Red Lipstick, Purple Bandanas, and Green Flags: The Feminist Transformation of ‘Difficult Monuments’ during the Recent Chilean Social Upheaval

Thursday, 10 July 2025: 00:15
Location: ASJE016 (Annex of the Faculty of Legal, Economic, and Social Sciences)
Oral Presentation
Valentina ROZAS-KRAUSE, Universidad Adolfo Ibáñez, Chile
Between October 2019 and March 2020, Chilean cities witnessed a massive social upheaval, only comparable in size and impact, to the great protests against the military dictatorship (1973-1990). Known in Chile as “estallido social” these six months of unrest radically changed the center of Santiago, the Chilean capital. Two interconnected forces occupied the public space of Santiago: a student movement that took over streets and subway stations, and a massive feminist march that congregated over a million people to protest violence against women, and demand gender equality.

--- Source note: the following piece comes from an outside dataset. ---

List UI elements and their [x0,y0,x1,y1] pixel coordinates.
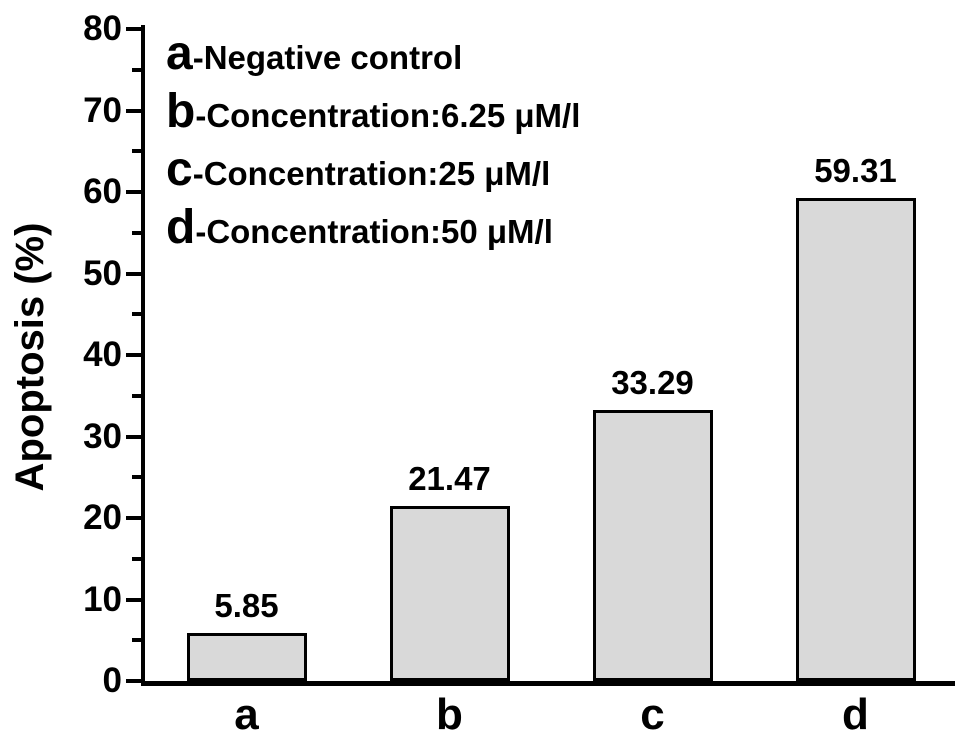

Although ephemeral, these protests left permanent marks in the city: from graffiti, destruction, and occupation, to the reappropriation of existing monuments. Only 4,7% of Santiago’s monuments represent real women, a grim statistic that is echoed around the world. Yet in the heat of the upheaval, protesters and women’s groups took the problem of female representation into their own hands. Guided by an intersectional lens, this paper analyzes three monuments of ‘difficult heritage’ in Santiago to understand how they were transformed physically and symbolically into sites of feminist solidarity. The cases are: a feminized colonial monument; a traditional equestrian bronze covered in purple paint; and the destruction of a monument dedicated to female victims of the military dictatorship. The stakes are high, together these monuments speak about European colonization, the nation-state, ongoing conflict with indigenous populations, past and present violence against women, as well as the oversight of feminine historical agency. Each case represents a typology of monument-appropriation, and its analysis will help to unravel distinct tactics and agents of solidarity. Simultaneously, a visual and spatial reading of these monuments as a series will create a counter-archive of possibilities for female representation in public space. This is particularly important considering that city officials are currently erasing these appropriations, in an attempt to ‘clean’ Santiago.